という話を祖母から聞いていたので、南京大虐殺とか無かったよな、少なくとも何十万人が殺されたとかは、あるはず無いよな、と僕は思ってました。だってそんなことがあったら、そっちの話をするはずじゃん。だけど繰り返し話すのが「入城の時に旗を持ってたから殺されると思った」だけなんだよ。ハイライトがそこって、そりゃ大虐殺的なのは、ありませんわ。と思ってる。
 
ついでに、もう一人の話。戦後、祖母と結婚したサラリーマンの祖父。大正生まれ。もう死んでますけど。この人は、徴兵されて、中国に砲兵として配属されたらしいです。
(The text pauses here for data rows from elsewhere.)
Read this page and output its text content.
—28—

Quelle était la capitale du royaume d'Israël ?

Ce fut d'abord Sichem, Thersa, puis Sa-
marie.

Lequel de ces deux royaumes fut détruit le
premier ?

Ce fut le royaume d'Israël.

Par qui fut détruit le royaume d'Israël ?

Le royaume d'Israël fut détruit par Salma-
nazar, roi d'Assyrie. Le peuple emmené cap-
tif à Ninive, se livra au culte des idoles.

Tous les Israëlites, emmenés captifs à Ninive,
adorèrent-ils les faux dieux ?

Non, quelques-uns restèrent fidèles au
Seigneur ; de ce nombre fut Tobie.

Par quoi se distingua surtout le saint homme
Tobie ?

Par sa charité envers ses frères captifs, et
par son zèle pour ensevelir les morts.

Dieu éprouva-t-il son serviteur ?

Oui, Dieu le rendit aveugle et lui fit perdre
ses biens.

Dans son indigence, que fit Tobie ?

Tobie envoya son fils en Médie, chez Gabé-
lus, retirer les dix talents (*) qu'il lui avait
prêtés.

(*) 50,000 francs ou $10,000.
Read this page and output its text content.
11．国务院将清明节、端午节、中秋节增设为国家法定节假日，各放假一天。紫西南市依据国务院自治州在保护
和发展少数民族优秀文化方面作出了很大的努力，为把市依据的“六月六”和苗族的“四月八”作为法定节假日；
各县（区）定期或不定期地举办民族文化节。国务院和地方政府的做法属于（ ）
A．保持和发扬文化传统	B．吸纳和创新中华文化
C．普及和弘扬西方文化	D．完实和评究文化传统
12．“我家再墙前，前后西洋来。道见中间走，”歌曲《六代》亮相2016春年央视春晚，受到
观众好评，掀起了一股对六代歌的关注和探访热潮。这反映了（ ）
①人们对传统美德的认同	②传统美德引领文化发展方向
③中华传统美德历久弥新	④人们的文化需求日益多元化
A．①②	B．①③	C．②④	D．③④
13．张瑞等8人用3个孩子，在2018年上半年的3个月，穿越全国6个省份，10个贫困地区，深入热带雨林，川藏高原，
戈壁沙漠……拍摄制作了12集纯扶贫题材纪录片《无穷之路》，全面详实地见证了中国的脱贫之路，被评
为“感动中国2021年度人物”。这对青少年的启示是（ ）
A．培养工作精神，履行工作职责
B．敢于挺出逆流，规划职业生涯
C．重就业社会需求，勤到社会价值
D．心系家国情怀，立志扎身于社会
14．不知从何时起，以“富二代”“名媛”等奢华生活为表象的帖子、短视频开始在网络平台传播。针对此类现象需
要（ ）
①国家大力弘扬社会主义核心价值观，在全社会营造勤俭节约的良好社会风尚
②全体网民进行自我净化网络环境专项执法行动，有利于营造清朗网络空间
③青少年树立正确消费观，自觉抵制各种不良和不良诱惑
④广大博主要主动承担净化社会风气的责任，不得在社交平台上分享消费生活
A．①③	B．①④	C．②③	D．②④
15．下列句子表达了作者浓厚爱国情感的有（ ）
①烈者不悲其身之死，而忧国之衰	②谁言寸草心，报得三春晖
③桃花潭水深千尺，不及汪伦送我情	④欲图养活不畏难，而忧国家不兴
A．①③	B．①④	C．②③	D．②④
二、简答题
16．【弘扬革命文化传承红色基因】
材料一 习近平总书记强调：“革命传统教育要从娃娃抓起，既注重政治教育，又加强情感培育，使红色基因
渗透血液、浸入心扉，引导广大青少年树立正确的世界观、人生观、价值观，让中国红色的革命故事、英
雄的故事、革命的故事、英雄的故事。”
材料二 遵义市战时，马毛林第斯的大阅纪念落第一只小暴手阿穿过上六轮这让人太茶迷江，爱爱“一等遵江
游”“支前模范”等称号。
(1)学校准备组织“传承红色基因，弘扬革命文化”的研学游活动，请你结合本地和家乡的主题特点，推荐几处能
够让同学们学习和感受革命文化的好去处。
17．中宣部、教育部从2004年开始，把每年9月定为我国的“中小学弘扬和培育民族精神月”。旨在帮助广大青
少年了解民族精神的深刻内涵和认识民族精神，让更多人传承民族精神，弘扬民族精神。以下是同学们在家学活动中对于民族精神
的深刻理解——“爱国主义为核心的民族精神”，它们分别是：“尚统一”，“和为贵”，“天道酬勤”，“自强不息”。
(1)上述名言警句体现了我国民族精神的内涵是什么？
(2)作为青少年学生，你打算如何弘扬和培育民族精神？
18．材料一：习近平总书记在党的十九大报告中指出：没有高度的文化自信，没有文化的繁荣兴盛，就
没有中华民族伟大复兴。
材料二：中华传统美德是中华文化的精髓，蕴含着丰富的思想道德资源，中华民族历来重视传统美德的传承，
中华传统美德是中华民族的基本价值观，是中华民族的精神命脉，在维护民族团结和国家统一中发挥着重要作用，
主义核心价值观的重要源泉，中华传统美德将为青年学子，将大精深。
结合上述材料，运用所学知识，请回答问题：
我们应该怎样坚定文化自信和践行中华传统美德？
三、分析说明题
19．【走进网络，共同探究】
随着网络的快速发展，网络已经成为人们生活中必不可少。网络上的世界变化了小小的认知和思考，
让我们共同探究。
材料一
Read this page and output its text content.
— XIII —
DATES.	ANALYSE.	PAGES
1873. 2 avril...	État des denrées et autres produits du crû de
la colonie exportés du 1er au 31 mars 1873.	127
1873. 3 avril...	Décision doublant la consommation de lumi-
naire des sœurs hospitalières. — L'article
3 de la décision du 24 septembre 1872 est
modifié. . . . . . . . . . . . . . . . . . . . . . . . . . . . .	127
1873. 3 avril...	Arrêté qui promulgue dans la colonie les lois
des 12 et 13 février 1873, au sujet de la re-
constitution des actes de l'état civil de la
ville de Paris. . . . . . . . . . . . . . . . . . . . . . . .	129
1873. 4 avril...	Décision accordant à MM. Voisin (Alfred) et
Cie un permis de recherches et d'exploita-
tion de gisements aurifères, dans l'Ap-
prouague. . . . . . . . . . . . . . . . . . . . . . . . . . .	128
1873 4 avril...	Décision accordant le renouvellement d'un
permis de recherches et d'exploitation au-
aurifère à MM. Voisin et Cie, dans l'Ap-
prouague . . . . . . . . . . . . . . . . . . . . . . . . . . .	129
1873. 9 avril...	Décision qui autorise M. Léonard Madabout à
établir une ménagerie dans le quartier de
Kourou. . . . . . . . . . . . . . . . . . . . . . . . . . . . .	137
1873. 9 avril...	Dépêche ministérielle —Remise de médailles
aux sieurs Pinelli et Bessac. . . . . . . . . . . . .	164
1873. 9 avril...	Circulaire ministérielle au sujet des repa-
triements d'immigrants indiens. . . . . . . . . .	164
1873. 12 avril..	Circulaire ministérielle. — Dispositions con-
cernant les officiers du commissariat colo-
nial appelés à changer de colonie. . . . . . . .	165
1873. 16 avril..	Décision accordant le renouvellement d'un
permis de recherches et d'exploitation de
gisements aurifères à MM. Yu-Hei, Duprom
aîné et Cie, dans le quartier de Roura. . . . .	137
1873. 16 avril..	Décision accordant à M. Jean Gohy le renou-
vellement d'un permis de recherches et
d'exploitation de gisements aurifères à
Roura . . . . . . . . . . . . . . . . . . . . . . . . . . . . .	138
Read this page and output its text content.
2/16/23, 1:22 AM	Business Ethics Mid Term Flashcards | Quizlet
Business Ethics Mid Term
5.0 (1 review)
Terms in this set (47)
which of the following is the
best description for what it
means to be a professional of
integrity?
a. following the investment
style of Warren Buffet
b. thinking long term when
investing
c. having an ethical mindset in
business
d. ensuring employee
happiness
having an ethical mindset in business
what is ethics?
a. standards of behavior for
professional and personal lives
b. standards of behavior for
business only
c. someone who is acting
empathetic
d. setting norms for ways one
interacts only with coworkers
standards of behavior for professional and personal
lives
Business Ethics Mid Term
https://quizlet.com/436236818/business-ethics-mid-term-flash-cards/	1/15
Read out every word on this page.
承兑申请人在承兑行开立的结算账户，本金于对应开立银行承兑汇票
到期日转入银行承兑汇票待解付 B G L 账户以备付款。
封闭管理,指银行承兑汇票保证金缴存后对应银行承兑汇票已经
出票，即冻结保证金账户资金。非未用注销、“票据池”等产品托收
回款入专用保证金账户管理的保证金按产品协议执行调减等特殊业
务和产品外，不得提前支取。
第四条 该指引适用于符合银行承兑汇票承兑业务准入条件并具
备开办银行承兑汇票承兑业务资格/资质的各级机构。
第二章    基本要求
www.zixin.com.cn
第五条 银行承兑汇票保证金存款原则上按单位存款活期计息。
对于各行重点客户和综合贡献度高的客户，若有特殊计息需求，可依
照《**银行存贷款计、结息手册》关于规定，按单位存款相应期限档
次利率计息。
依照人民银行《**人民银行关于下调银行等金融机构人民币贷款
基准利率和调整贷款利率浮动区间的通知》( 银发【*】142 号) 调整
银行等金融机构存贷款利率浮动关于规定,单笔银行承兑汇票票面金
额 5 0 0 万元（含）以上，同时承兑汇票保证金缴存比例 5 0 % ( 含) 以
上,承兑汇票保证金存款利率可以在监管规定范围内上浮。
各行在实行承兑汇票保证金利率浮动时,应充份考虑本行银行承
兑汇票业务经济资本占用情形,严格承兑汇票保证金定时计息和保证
なぜ砲兵かというと、背が高かったから。大砲は馬に乗せて運ぶから、乗せるのに、背が高い方が都合がいいんです。だから背の高い人は砲兵になるんですって。確かに180センチ近くあったと思うし、当時としては、めちゃめちゃ背が高いですよね。
 
で、馬に大砲を乗せては、歩いてどっかに行く、というのが祖父の戦争体験です。だけど、この祖父、目が悪くてメガネをかけていたんです。で、戦場でメガネを失くしたら死ぬなと思ってたので、夜、寝るときも、絶対にメガネを外さなかった、と。2、3年。メガネ、つけっぱなし。
 
で、メガネをかけた祖父が、結構、昭和天皇に似ているんですよ。だから周りから「宮様(みやさま)」ってアダ名で呼ばれていたんですって。「おい、宮様」とか。なんだろ、天皇陛下万歳とか、不敬罪とか、そういうのとは全然違う、ほのぼのエピソードですけど。ガチの戦闘に加わった体験も無いようだから、ほんと、2、3年、中国を歩き回って帰ってきた、みたいな話です。
 
まぁ、そうやって二人とも運良く生き残ったから、僕がいるわけですが。いや、人生って不思議ですね。七十数年前に祖父がメガネを外さなかったから、僕が存在するわけですから。生きてるだけで丸儲け、ってやつです。僕もあなたも皆さんも、偶然が折り重なって生まれたのですから、ラッキーと思って楽しく生きたらいいですね。そうやって子孫がエンジョイした方が、戦争で亡くなった人もうかばれるんじゃないのかね。ってことで、やりたいこと、ゲームでもスポーツでもしたらいいですよ。また明日。チャオ!
 
──【おまけのはなし】────────
 
今日はモンゴル人とBBQの予定。ヤギをやるわけじゃなく、普通のBBQ。鶏は潰そうと思っていますけどね。あと、狩猟期間が始まって、イノシシ肉が大量にあるから、それをモンゴル人にあげる。彼ら、逆ベジタリアンっていうの、肉しか食わねぇみたいな人ですからね。